What Happened To Jordan Edwards? The Black Teen Was Unarmed

by Natasha Guzmán
Justin Sullivan/Getty Images News/Getty Images

It's happened yet again: an unarmed black teen named Jordan Edwards was fatally shot by a police officer on Saturday, and there are already inconsistencies with the police department's official account of what led to the tragedy. 15-year-old Edwards was in a vehicle leaving a Dallas house party on Saturday night with four others. Police investigating a noise and underage drinking complaint arrived at the scene, and minutes later, an officer shot Edwards in the head through the front passenger window as the car he was in drove away.

On Sunday, Balch Springs Police Chief Jonathan Haber claimed that the vehicle in which Edwards and the other teens were in had backed toward the officers "in an aggressive manner." He retracted his description of the events on Monday, stating that police video showed the opposite of what he'd originally claimed — the car had, in fact, been moving away from the officers, rather than toward them. "I'm saying after reviewing the video that I don't believe that it met our core values," Haber said of the officer's actions during a press conference.

The name of the policeman who shot Edwards has not been released to the public, but local news outlet WFAA reported that the officer in question is a six-year veteran of the Balch Springs police force, and he is currently on administrative leave. An investigation into the shooting is being conducted by the Dallas County Sheriff's Department.
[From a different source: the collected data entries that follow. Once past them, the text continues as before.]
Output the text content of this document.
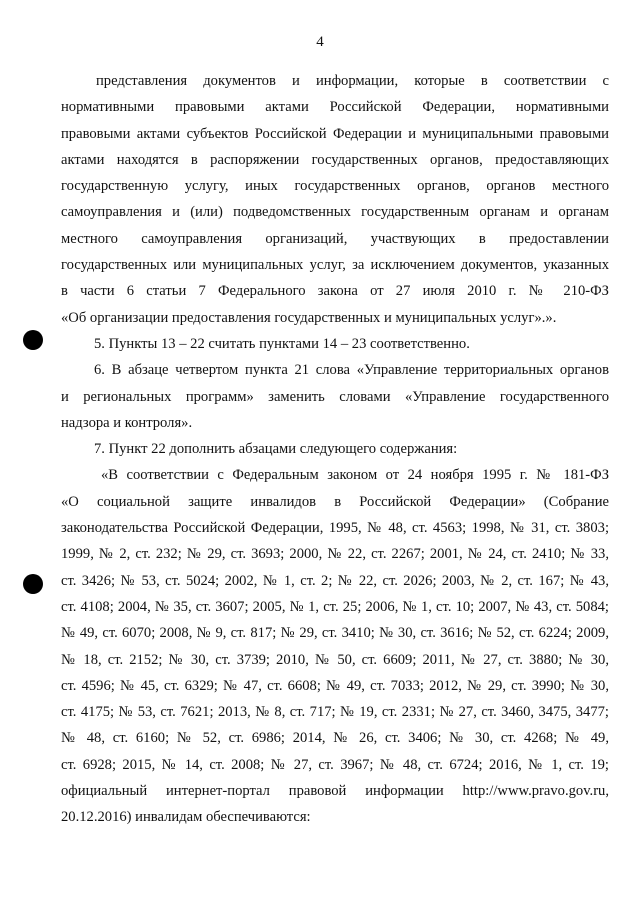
4
представления документов и информации, которые в соответствии с
нормативными правовыми актами Российской Федерации, нормативными
правовыми актами субъектов Российской Федерации и муниципальными правовыми
актами находятся в распоряжении государственных органов, предоставляющих
государственную услугу, иных государственных органов, органов местного
самоуправления и (или) подведомственных государственным органам и органам
местного самоуправления организаций, участвующих в предоставлении
государственных или муниципальных услуг, за исключением документов, указанных
в части 6 статьи 7 Федерального закона от 27 июля 2010 г. № 210-ФЗ
«Об организации предоставления государственных и муниципальных услуг».».
5. Пункты 13 – 22 считать пунктами 14 – 23 соответственно.
6. В абзаце четвертом пункта 21 слова «Управление территориальных органов
и региональных программ» заменить словами «Управление государственного
надзора и контроля».
7. Пункт 22 дополнить абзацами следующего содержания:
«В соответствии с Федеральным законом от 24 ноября 1995 г. № 181-ФЗ
«О социальной защите инвалидов в Российской Федерации» (Собрание
законодательства Российской Федерации, 1995, № 48, ст. 4563; 1998, № 31, ст. 3803;
1999, № 2, ст. 232; № 29, ст. 3693; 2000, № 22, ст. 2267; 2001, № 24, ст. 2410; № 33,
ст. 3426; № 53, ст. 5024; 2002, № 1, ст. 2; № 22, ст. 2026; 2003, № 2, ст. 167; № 43,
ст. 4108; 2004, № 35, ст. 3607; 2005, № 1, ст. 25; 2006, № 1, ст. 10; 2007, № 43, ст. 5084;
№ 49, ст. 6070; 2008, № 9, ст. 817; № 29, ст. 3410; № 30, ст. 3616; № 52, ст. 6224; 2009,
№ 18, ст. 2152; № 30, ст. 3739; 2010, № 50, ст. 6609; 2011, № 27, ст. 3880; № 30,
ст. 4596; № 45, ст. 6329; № 47, ст. 6608; № 49, ст. 7033; 2012, № 29, ст. 3990; № 30,
ст. 4175; № 53, ст. 7621; 2013, № 8, ст. 717; № 19, ст. 2331; № 27, ст. 3460, 3475, 3477;
№ 48, ст. 6160; № 52, ст. 6986; 2014, № 26, ст. 3406; № 30, ст. 4268; № 49,
ст. 6928; 2015, № 14, ст. 2008; № 27, ст. 3967; № 48, ст. 6724; 2016, № 1, ст. 19;
официальный интернет-портал правовой информации http://www.pravo.gov.ru,
20.12.2016) инвалидам обеспечиваются:
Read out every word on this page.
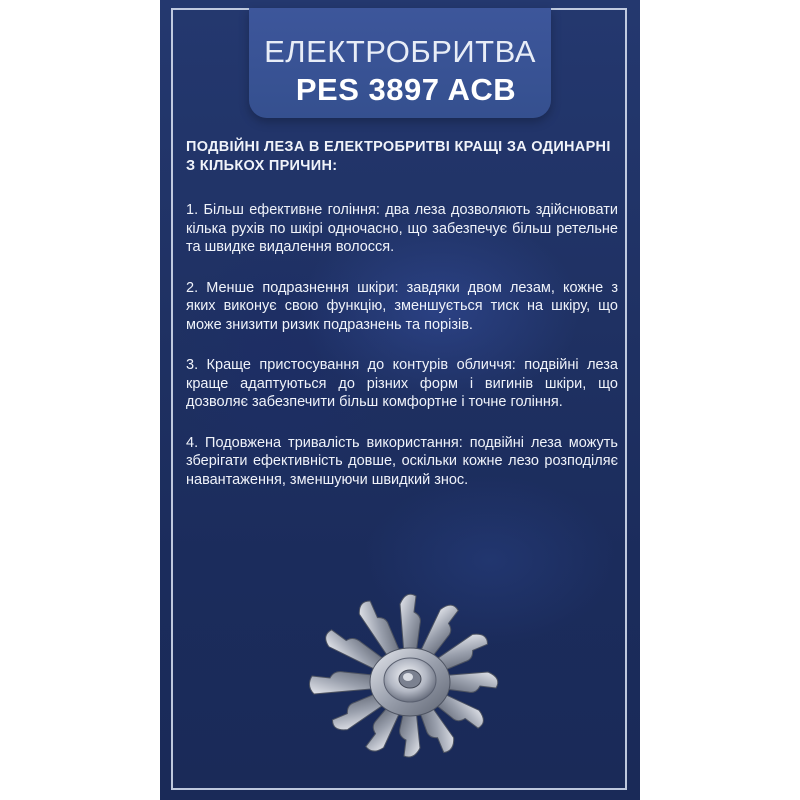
ЕЛЕКТРОБРИТВА
PES 3897 ACB

ПОДВІЙНІ ЛЕЗА В ЕЛЕКТРОБРИТВІ КРАЩІ ЗА ОДИНАРНІ З КІЛЬКОХ ПРИЧИН:

1. Більш ефективне гоління: два леза дозволяють здійснювати кілька рухів по шкірі одночасно, що забезпечує більш ретельне та швидке видалення волосся.

2. Менше подразнення шкіри: завдяки двом лезам, кожне з яких виконує свою функцію, зменшується тиск на шкіру, що може знизити ризик подразнень та порізів.

3. Краще пристосування до контурів обличчя: подвійні леза краще адаптуються до різних форм і вигинів шкіри, що дозволяє забезпечити більш комфортне і точне гоління.

4. Подовжена тривалість використання: подвійні леза можуть зберігати ефективність довше, оскільки кожне лезо розподіляє навантаження, зменшуючи швидкий знос.
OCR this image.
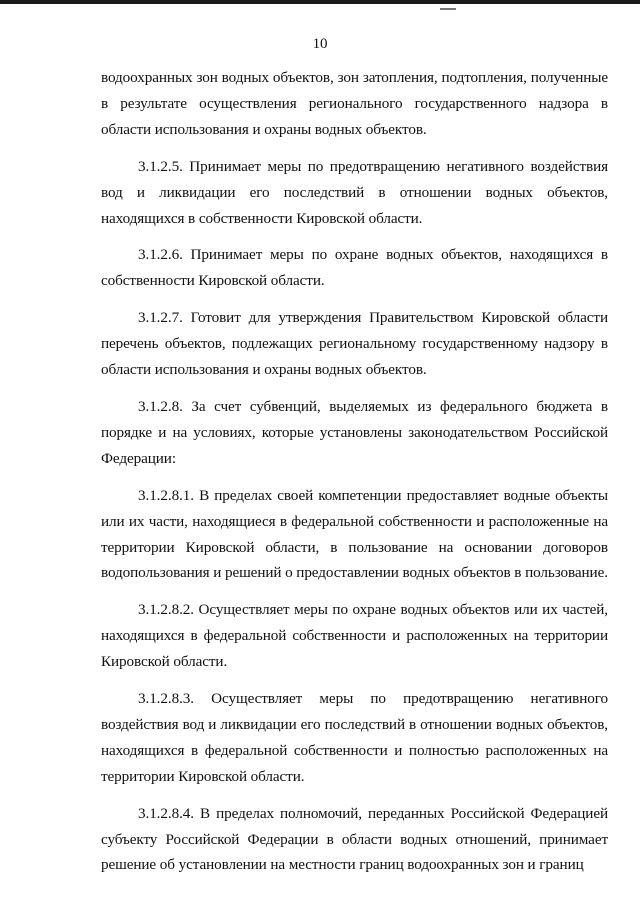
10

водоохранных зон водных объектов, зон затопления, подтопления, полученные в результате осуществления регионального государственного надзора в области использования и охраны водных объектов.

3.1.2.5. Принимает меры по предотвращению негативного воздействия вод и ликвидации его последствий в отношении водных объектов, находящихся в собственности Кировской области.

3.1.2.6. Принимает меры по охране водных объектов, находящихся в собственности Кировской области.

3.1.2.7. Готовит для утверждения Правительством Кировской области перечень объектов, подлежащих региональному государственному надзору в области использования и охраны водных объектов.

3.1.2.8. За счет субвенций, выделяемых из федерального бюджета в порядке и на условиях, которые установлены законодательством Российской Федерации:

3.1.2.8.1. В пределах своей компетенции предоставляет водные объекты или их части, находящиеся в федеральной собственности и расположенные на территории Кировской области, в пользование на основании договоров водопользования и решений о предоставлении водных объектов в пользование.

3.1.2.8.2. Осуществляет меры по охране водных объектов или их частей, находящихся в федеральной собственности и расположенных на территории Кировской области.

3.1.2.8.3. Осуществляет меры по предотвращению негативного воздействия вод и ликвидации его последствий в отношении водных объектов, находящихся в федеральной собственности и полностью расположенных на территории Кировской области.

3.1.2.8.4. В пределах полномочий, переданных Российской Федерацией субъекту Российской Федерации в области водных отношений, принимает решение об установлении на местности границ водоохранных зон и границ
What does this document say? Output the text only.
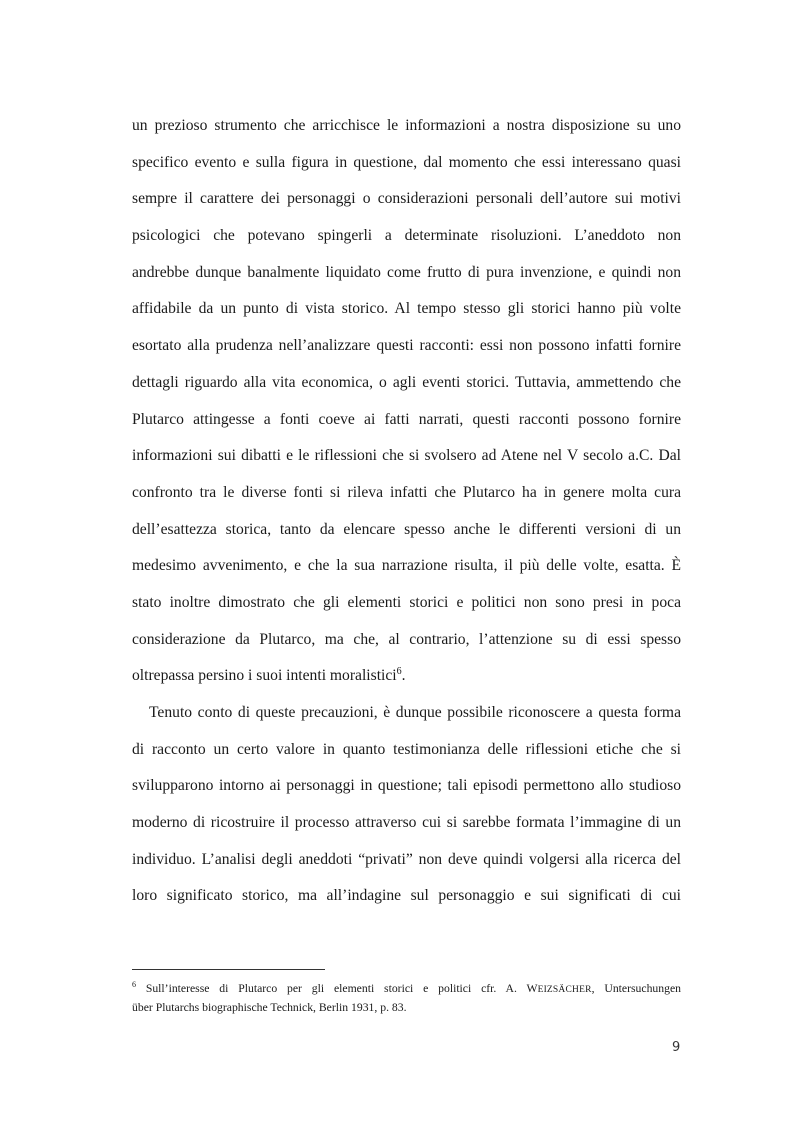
un prezioso strumento che arricchisce le informazioni a nostra disposizione su uno
specifico evento e sulla figura in questione, dal momento che essi interessano quasi
sempre il carattere dei personaggi o considerazioni personali dell’autore sui motivi
psicologici che potevano spingerli a determinate risoluzioni. L’aneddoto non
andrebbe dunque banalmente liquidato come frutto di pura invenzione, e quindi non
affidabile da un punto di vista storico. Al tempo stesso gli storici hanno più volte
esortato alla prudenza nell’analizzare questi racconti: essi non possono infatti fornire
dettagli riguardo alla vita economica, o agli eventi storici. Tuttavia, ammettendo che
Plutarco attingesse a fonti coeve ai fatti narrati, questi racconti possono fornire
informazioni sui dibatti e le riflessioni che si svolsero ad Atene nel V secolo a.C. Dal
confronto tra le diverse fonti si rileva infatti che Plutarco ha in genere molta cura
dell’esattezza storica, tanto da elencare spesso anche le differenti versioni di un
medesimo avvenimento, e che la sua narrazione risulta, il più delle volte, esatta. È
stato inoltre dimostrato che gli elementi storici e politici non sono presi in poca
considerazione da Plutarco, ma che, al contrario, l’attenzione su di essi spesso
oltrepassa persino i suoi intenti moralistici$^6$.
Tenuto conto di queste precauzioni, è dunque possibile riconoscere a questa forma
di racconto un certo valore in quanto testimonianza delle riflessioni etiche che si
svilupparono intorno ai personaggi in questione; tali episodi permettono allo studioso
moderno di ricostruire il processo attraverso cui si sarebbe formata l’immagine di un
individuo. L’analisi degli aneddoti “privati” non deve quindi volgersi alla ricerca del
loro significato storico, ma all’indagine sul personaggio e sui significati di cui
$^6$ Sull’interesse di Plutarco per gli elementi storici e politici cfr. A. WEIZSÄCHER, Untersuchungen
über Plutarchs biographische Technick, Berlin 1931, p. 83.
9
The Edwards family and their attorney, Lee Merritt, held a news conference on Monday, demanding a change to policing and criticizing the police department's attempt to provide a justification for the shooting. Merrit said:

We are declaring war on bad policing. This has happened far too often. We are tired of making the same rhetorical demands, of having the same hashtags. Our community is fed up with the same tired excuses once again offered by Springs' police department yesterday — that this was somehow the fault of the victims, teenaged kids with no criminal records, with no motive to attempt to hurt anyone, with no evidence that they ever attempted to hurt anyone. To insinuate that there were some sort of bad acts on their part that could cause an officer to shoot multiple rounds into a vehicle occupied by five teenagers. There is no — there will be no justification, and this will not be a temporary stand on behalf of the community, this will not be a temporary stand on behalf of the family. We are demanding justice in this case and a change to policing in America. America, throughout the country, must figure out a way to police its citizens without killing them. It's not something unreasonable for this family to ask, it's not something unreasonable for the black community to ask. To simply police our communities, to respond to non-violent, non-life-threatening, mundane police calls without resort to brutal force, without the unnecessary loss of innocent life.

In a telephone interview with The New York Times, Merritt expressed approval of the police chief's decision to come forward and correct the details of his initial account, however he insisted the department take further action. "They have a dead child, they have the identity of the shooter, and they have no explanation for the shooting," he said. "They have more than sufficient probable cause to make an arrest."

Edwards has been described as "a good student who was very well liked by his teachers, coaches and his fellow students" by the Mesquite Independent School District; his football coach and teammates, classmates, and teachers have similarly painted a picture of Edwards as a friendly teen who never caused trouble and did well in school — he had a 3.5 GPA.

"We’ve heard excuses before in the past," Merritt said, referring to previous cases of police killings of unarmed black men. "You know why it happens, because the dads aren’t present. That excuse isn’t here. Or the kid was violent. That excuse isn’t present here."